Fifteen Young Men: Australia’s Untold Football Tragedy, by Paul Kennedy
Random House (2016), Paperback, 320 pages
On May 21, 1892, the pleasant seaside town of Mornington, about 60 km from Melbourne, on the shores of Port Phillip Bay, suffered a truly devastating tragedy. At a stroke, fifteen of the town’s young men, its best and brightest, were lost in an appalling tragedy. The young men were members of the Mornington Australian Rules Football team, and they had travelled to play a game at Mordialloc, a suburb of Melbourne up the coast from Mornington. They were returning in the early evening in a small yacht owned by one of the players, when a sudden squall capsized the vessel, leaving them struggling for survival in the icy waters. None survived, and only 4 bodies were recovered.

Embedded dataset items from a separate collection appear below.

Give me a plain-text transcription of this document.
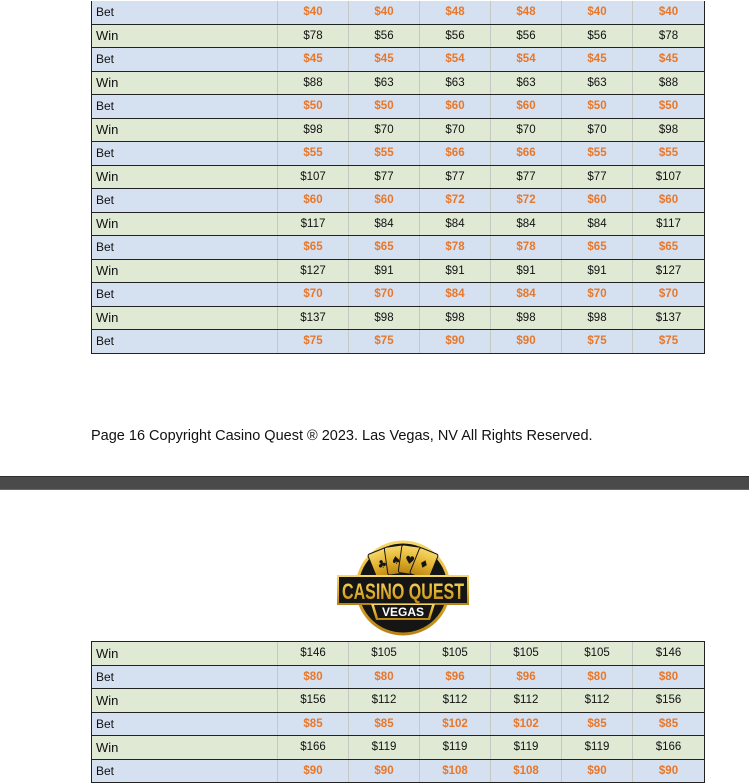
Bet	$40	$40	$48	$48	$40	$40
Win	$78	$56	$56	$56	$56	$78
Bet	$45	$45	$54	$54	$45	$45
Win	$88	$63	$63	$63	$63	$88
Bet	$50	$50	$60	$60	$50	$50
Win	$98	$70	$70	$70	$70	$98
Bet	$55	$55	$66	$66	$55	$55
Win	$107	$77	$77	$77	$77	$107
Bet	$60	$60	$72	$72	$60	$60
Win	$117	$84	$84	$84	$84	$117
Bet	$65	$65	$78	$78	$65	$65
Win	$127	$91	$91	$91	$91	$127
Bet	$70	$70	$84	$84	$70	$70
Win	$137	$98	$98	$98	$98	$137
Bet	$75	$75	$90	$90	$75	$75
Page 16 Copyright Casino Quest ® 2023. Las Vegas, NV All Rights Reserved.
♣ ♠ ♥ ♦
CASINO QUEST
VEGAS
Win	$146	$105	$105	$105	$105	$146
Bet	$80	$80	$96	$96	$80	$80
Win	$156	$112	$112	$112	$112	$156
Bet	$85	$85	$102	$102	$85	$85
Win	$166	$119	$119	$119	$119	$166
Bet	$90	$90	$108	$108	$90	$90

The loss for one family in particular was truly devastating. The Presbyterian Minister, James Caldwell, lost three of his sons in the disaster. Paul Kennedy relates this awful tragedy, one of the worst in Australia’s sporting history, but which has been almost forgotten, with verve, empathy and a real feel for the times. In part it is a story of a tragedy, but it is also a story of the growth of Australia’s obsession with sport. Kennedy carefully documents how the sport of Australian Rules began to have the extraordinary hold it has over southern Australia at least, and especially in Victoria, by showing it evolved from simple scratch matches between nearby towns, into organised leagues with fierce rivalries developing. The feel of the times, the hazards and difficulties of life and travel in 19th century Australia are well-captured, as are the close bonds between family members and neighbours. This is a great read for those who love sport, those who love history, or those who just appreciate a good story of warmth and tragedy well-told. Highly recommended.